Calculator Inputs
Example Data Table
These examples assume equal base frequencies, no methylation block, complete digestion, and a 1 Mb genome.
| Enzyme | Recognition Site | Site Probability | Mean Interval | Expected Cuts in 1 Mb |
|---|---|---|---|---|
| EcoRI | GAATTC | 1 / 4096 | 4.096 kb | 244.14 |
| HindIII | AAGCTT | 1 / 4096 | 4.096 kb | 244.14 |
| BamHI | GGATCC | 1 / 4096 | 4.096 kb | 244.14 |
| HaeIII | GGCC | 1 / 256 | 256 bp | 3906.25 |
| HinfI | GANTC | 1 / 256 | 256 bp | 3906.25 |
| NotI | GCGGCCGC | 1 / 65536 | 65.536 kb | 15.26 |
Formula Used
The calculator multiplies the allowed base probabilities across every site position.
P(site) = ∏ [ Σ P(base allowed at position i) ] Mean interval = 1 / P(site) Adjusted P(site) = P(site) × digestion efficiency × (1 − methylation block) Expected cuts = genome size × Adjusted P(site) Expected fragments = cuts + 1 for linear DNA, or cuts for circular DNA Effective exact-site length = −log(P(site)) / log(4)IUPAC handling: Ambiguous letters expand to allowed bases.
R means A or G. Y means C or T. N means any base.
At 50% GC, a fully specific six-base site appears once every 4,096 bases on average.
How to Use This Calculator
- Enter the enzyme recognition sequence.
- Choose the genome size and matching unit.
- Select GC-based or custom base probabilities.
- Adjust methylation blocking and digestion efficiency.
- Choose linear or circular genome topology.
- Submit the form to view frequency, cuts, fragments, and spacing.
- Use the graph for scaling trends.
- Download CSV or PDF reports for records.
FAQs
1. What does cutting frequency mean?
Cutting frequency is the expected spacing between matching recognition sites in random DNA. A probability of 1/4096 means one site appears about every 4096 bases before adjustment.
2. Why does GC content change the answer?
GC-rich genomes favor G and C positions. AT-rich genomes favor A and T positions. Recognition sites containing many G or C bases become more common as GC content rises.
3. How are ambiguous letters handled?
The calculator uses IUPAC rules. For each ambiguous position, it sums the probabilities of every allowed base. Then it multiplies those position probabilities across the whole site.
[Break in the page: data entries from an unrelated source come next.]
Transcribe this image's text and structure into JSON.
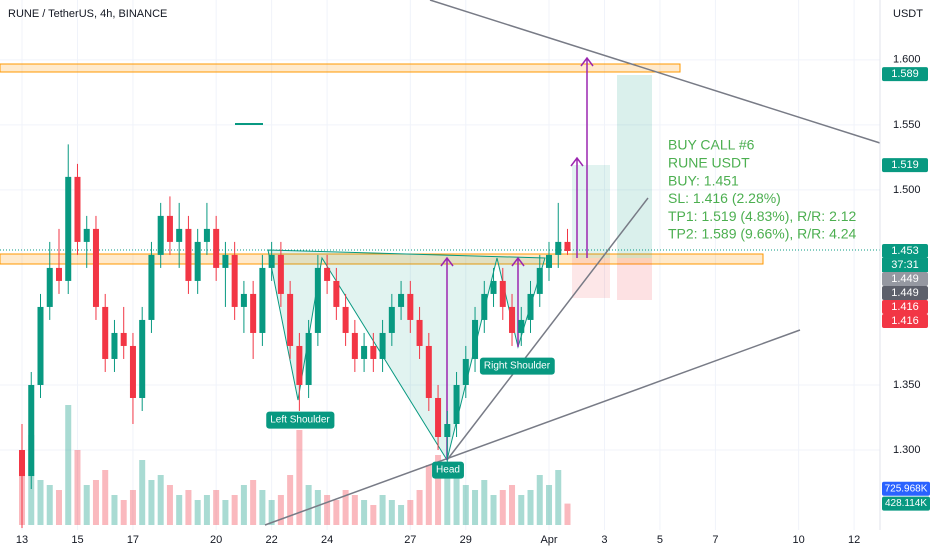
{
  "chart_data": {
    "type": "candlestick",
    "title": "RUNE / TetherUS, 4h, BINANCE",
    "y_axis_label": "USDT",
    "up_color": "#089981",
    "down_color": "#f23645",
    "ylim": [
      1.2385,
      1.646
    ],
    "yticks": [
      {
        "value": 1.3,
        "label": "1.300"
      },
      {
        "value": 1.35,
        "label": "1.350"
      },
      {
        "value": 1.5,
        "label": "1.500"
      },
      {
        "value": 1.55,
        "label": "1.550"
      },
      {
        "value": 1.6,
        "label": "1.600"
      }
    ],
    "xlim": [
      -2.38,
      92.8
    ],
    "xticks": [
      {
        "value": 0,
        "label": "13"
      },
      {
        "value": 6,
        "label": "15"
      },
      {
        "value": 12,
        "label": "17"
      },
      {
        "value": 21,
        "label": "20"
      },
      {
        "value": 27,
        "label": "22"
      },
      {
        "value": 33,
        "label": "24"
      },
      {
        "value": 42,
        "label": "27"
      },
      {
        "value": 48,
        "label": "29"
      },
      {
        "value": 57,
        "label": "Apr"
      },
      {
        "value": 63,
        "label": "3"
      },
      {
        "value": 69,
        "label": "5"
      },
      {
        "value": 75,
        "label": "7"
      },
      {
        "value": 84,
        "label": "10"
      },
      {
        "value": 90,
        "label": "12"
      }
    ],
    "grid": true,
    "candles": [
      [
        1.3,
        1.32,
        1.24,
        1.28
      ],
      [
        1.28,
        1.36,
        1.27,
        1.35
      ],
      [
        1.35,
        1.42,
        1.34,
        1.41
      ],
      [
        1.41,
        1.46,
        1.4,
        1.44
      ],
      [
        1.44,
        1.47,
        1.42,
        1.43
      ],
      [
        1.43,
        1.535,
        1.42,
        1.51
      ],
      [
        1.51,
        1.52,
        1.45,
        1.46
      ],
      [
        1.46,
        1.48,
        1.44,
        1.47
      ],
      [
        1.47,
        1.48,
        1.4,
        1.41
      ],
      [
        1.41,
        1.42,
        1.36,
        1.37
      ],
      [
        1.37,
        1.4,
        1.36,
        1.39
      ],
      [
        1.39,
        1.41,
        1.37,
        1.38
      ],
      [
        1.38,
        1.39,
        1.32,
        1.34
      ],
      [
        1.34,
        1.41,
        1.33,
        1.4
      ],
      [
        1.4,
        1.46,
        1.39,
        1.45
      ],
      [
        1.45,
        1.49,
        1.44,
        1.48
      ],
      [
        1.48,
        1.495,
        1.45,
        1.46
      ],
      [
        1.46,
        1.49,
        1.44,
        1.47
      ],
      [
        1.47,
        1.48,
        1.42,
        1.43
      ],
      [
        1.43,
        1.47,
        1.42,
        1.46
      ],
      [
        1.46,
        1.49,
        1.45,
        1.47
      ],
      [
        1.47,
        1.48,
        1.43,
        1.44
      ],
      [
        1.44,
        1.46,
        1.41,
        1.45
      ],
      [
        1.45,
        1.46,
        1.4,
        1.41
      ],
      [
        1.41,
        1.43,
        1.39,
        1.42
      ],
      [
        1.42,
        1.43,
        1.37,
        1.39
      ],
      [
        1.39,
        1.45,
        1.38,
        1.44
      ],
      [
        1.44,
        1.46,
        1.43,
        1.45
      ],
      [
        1.45,
        1.46,
        1.41,
        1.42
      ],
      [
        1.42,
        1.43,
        1.37,
        1.38
      ],
      [
        1.38,
        1.39,
        1.33,
        1.35
      ],
      [
        1.35,
        1.4,
        1.34,
        1.39
      ],
      [
        1.39,
        1.45,
        1.38,
        1.44
      ],
      [
        1.44,
        1.45,
        1.42,
        1.43
      ],
      [
        1.43,
        1.44,
        1.4,
        1.41
      ],
      [
        1.41,
        1.42,
        1.38,
        1.39
      ],
      [
        1.39,
        1.4,
        1.36,
        1.37
      ],
      [
        1.37,
        1.39,
        1.36,
        1.38
      ],
      [
        1.38,
        1.39,
        1.36,
        1.37
      ],
      [
        1.37,
        1.4,
        1.36,
        1.39
      ],
      [
        1.39,
        1.42,
        1.38,
        1.41
      ],
      [
        1.41,
        1.43,
        1.4,
        1.42
      ],
      [
        1.42,
        1.43,
        1.39,
        1.4
      ],
      [
        1.4,
        1.41,
        1.37,
        1.38
      ],
      [
        1.38,
        1.39,
        1.33,
        1.34
      ],
      [
        1.34,
        1.35,
        1.3,
        1.31
      ],
      [
        1.31,
        1.33,
        1.29,
        1.32
      ],
      [
        1.32,
        1.36,
        1.31,
        1.35
      ],
      [
        1.35,
        1.38,
        1.34,
        1.37
      ],
      [
        1.37,
        1.41,
        1.36,
        1.4
      ],
      [
        1.4,
        1.43,
        1.39,
        1.42
      ],
      [
        1.42,
        1.44,
        1.41,
        1.43
      ],
      [
        1.43,
        1.44,
        1.4,
        1.41
      ],
      [
        1.41,
        1.42,
        1.38,
        1.39
      ],
      [
        1.39,
        1.41,
        1.38,
        1.4
      ],
      [
        1.4,
        1.43,
        1.39,
        1.42
      ],
      [
        1.42,
        1.45,
        1.41,
        1.44
      ],
      [
        1.44,
        1.46,
        1.43,
        1.45
      ],
      [
        1.45,
        1.49,
        1.44,
        1.46
      ],
      [
        1.46,
        1.47,
        1.45,
        1.453
      ]
    ],
    "volume": [
      1200000,
      1800000,
      900000,
      800000,
      700000,
      2400000,
      1500000,
      800000,
      900000,
      1100000,
      600000,
      500000,
      700000,
      1300000,
      900000,
      1000000,
      800000,
      600000,
      700000,
      500000,
      600000,
      700000,
      500000,
      600000,
      800000,
      900000,
      700000,
      500000,
      600000,
      1000000,
      1900000,
      800000,
      700000,
      600000,
      500000,
      700000,
      600000,
      500000,
      400000,
      600000,
      500000,
      400000,
      500000,
      700000,
      1200000,
      1400000,
      1100000,
      1000000,
      800000,
      700000,
      900000,
      600000,
      700000,
      800000,
      600000,
      700000,
      1000000,
      800000,
      1100000,
      428114
    ],
    "volume_ylim": [
      0,
      3000000
    ],
    "volume_labels": [
      {
        "value": 725968,
        "label": "725.968K",
        "color": "#2962ff"
      },
      {
        "value": 428114,
        "label": "428.114K",
        "color": "#089981"
      }
    ],
    "price_labels": [
      {
        "value": 1.589,
        "label": "1.589",
        "color": "#089981"
      },
      {
        "value": 1.519,
        "label": "1.519",
        "color": "#089981"
      },
      {
        "value": 1.453,
        "label": "1.453",
        "color": "#089981"
      },
      {
        "value": 1.449,
        "label": "1.449",
        "color": "#9598a1"
      },
      {
        "value": 1.449,
        "label": "1.449",
        "color": "#5d606b"
      },
      {
        "value": 1.416,
        "label": "1.416",
        "color": "#f23645"
      },
      {
        "value": 1.416,
        "label": "1.416",
        "color": "#f23645"
      }
    ],
    "countdown": "37:31",
    "annotations": [
      "Left Shoulder",
      "Head",
      "Right Shoulder"
    ],
    "note_lines": [
      "BUY CALL #6",
      "RUNE USDT",
      "BUY: 1.451",
      "SL: 1.416 (2.28%)",
      "TP1: 1.519 (4.83%), R/R: 2.12",
      "TP2: 1.589 (9.66%), R/R: 4.24"
    ]
  }
}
4. What does methylation blocking represent?
Methylation can prevent some enzymes from cutting otherwise matching sites. This field reduces the effective cutting probability after the site-match probability is calculated.
5. What does digestion efficiency represent?
Digestion efficiency approximates incomplete cutting caused by reaction limits, inhibitor carryover, or short incubation. Lower efficiency reduces expected cuts and increases the adjusted mean interval.
6. Why are fragments different for linear and circular DNA?
For linear DNA, expected fragments are roughly cuts plus one. For circular DNA, expected fragments are roughly equal to the number of cuts because there are no free ends.
7. Are these values exact for real genomes?
No. These are expectation values under a probabilistic model. Real genomes contain repeats, local bias, methylation patterns, and nonrandom motifs that can shift actual cut counts.
8. What is effective exact-site length?
It converts the actual site probability into an equivalent number of perfectly specific bases. Ambiguous positions and biased base compositions can make a site behave shorter or longer.